Having the one-year contract reduces odds of churn by 38%, while having two year contract reduces the odds of churn by 79%;
If the client pays by electronic check, then the odds of churn increase by the factor 1.44;
set.seed(1)
test_ind = createDataPartition(cluster1_model$Churn, p = 0.2, list = FALSE)
cluster1_model.test = cluster1_model[test_ind,]
cluster1_model.train = cluster1_model[-test_ind,]
cluster1_model.test = cluster1_model.test%>% na.omit()
cluster1_model.train = cluster1_model.train%>% na.omit()
m2_train <- m1 <- glm(Churn~., family = binomial, cluster1_model.train)
test1 <- predict(m2_train, cluster1_model.test, type="response")
prediction1 <- factor(ifelse(test1 > 0.5,"Yes","No"))

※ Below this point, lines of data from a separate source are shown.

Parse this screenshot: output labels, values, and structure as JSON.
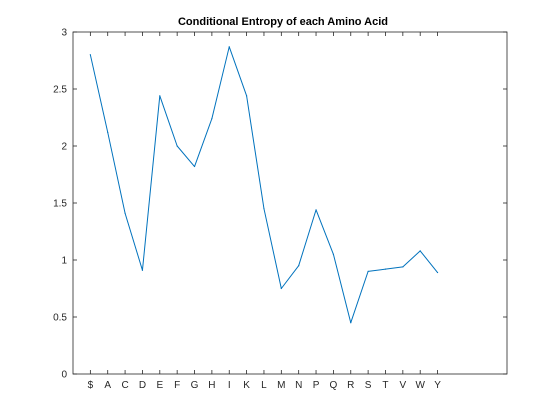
{
  "chart_data": {
    "type": "line",
    "title": "Conditional Entropy of each Amino Acid",
    "xlabel": "",
    "ylabel": "",
    "categories": [
      "$",
      "A",
      "C",
      "D",
      "E",
      "F",
      "G",
      "H",
      "I",
      "K",
      "L",
      "M",
      "N",
      "P",
      "Q",
      "R",
      "S",
      "T",
      "V",
      "W",
      "Y"
    ],
    "x_positions": [
      1,
      2,
      3,
      4,
      5,
      6,
      7,
      8,
      9,
      10,
      11,
      12,
      13,
      14,
      15,
      16,
      17,
      18,
      19,
      20,
      21
    ],
    "xlim": [
      0,
      25
    ],
    "ylim": [
      0,
      3
    ],
    "yticks": [
      0,
      0.5,
      1,
      1.5,
      2,
      2.5,
      3
    ],
    "ytick_labels": [
      "0",
      "0.5",
      "1",
      "1.5",
      "2",
      "2.5",
      "3"
    ],
    "grid": false,
    "legend": "none",
    "series": [
      {
        "values": [
          2.8,
          2.12,
          1.41,
          0.91,
          2.44,
          2.0,
          1.82,
          2.24,
          2.87,
          2.44,
          1.45,
          0.75,
          0.95,
          1.44,
          1.05,
          0.45,
          0.9,
          0.92,
          0.94,
          1.08,
          0.89
        ],
        "color": "#0072bd"
      }
    ]
  }
}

matrix2 <- caret::confusionMatrix(prediction1, cluster1_model.test$Churn, mode = "prec_recall")
matrix2
## Confusion Matrix and Statistics
##
## Reference
## Prediction No Yes
## No 347 61
## Yes 5 6
##
## Accuracy : 0.8425
## 95% CI : (0.804, 0.876)
## No Information Rate : 0.8401
## P-Value [Acc > NIR] : 0.4794
##
## Kappa : 0.1139
##
## Mcnemar's Test P-Value : 1.288e-11
##
## Precision : 0.8505
## Recall : 0.9858
## F1 : 0.9132
## Prevalence : 0.8401
## Detection Rate : 0.8282
## Detection Prevalence : 0.9737
## Balanced Accuracy : 0.5377
##
## 'Positive' Class : No
##
The false negative rate is very low (347 correct vs. 61 incorrect). False positive appeared to be high due to the small number of churned clients in the test dataset. The recall of the model is 0.986. It means that about the model correctly identified about 98,6% of customers who leaved, which is very good result. The precision of the model is 0.85 and f1-score is about 0.91. The accuracy of the model is about 84,25%, meaning that performance of the model is pretty good.
Conclusions
The list of company’s clients might be divided into 4 clusters using client’s time in service, numbers of servics and monthly payments. These clusters clusters are:
“High-High” - clients with high number of services and high monthly payments.
“Medium-High” - clients with medium number of services, but with high monthly charges.
“Low-Low” - clients with low number of services and with low charges.
“Very Low-Low” - clients with the minimum number of services and with low charges.
The cluster with the highest churn rate: “Medium-High” (rate: 47%)
For both analyzed clusters (“High-High” and “Medium-Low”) increase in variables describing tenure, the service score and length of contracts decrease the odds of churn, while the payments by electronic check and the increase in monthly charges increase the odds of client’s churn.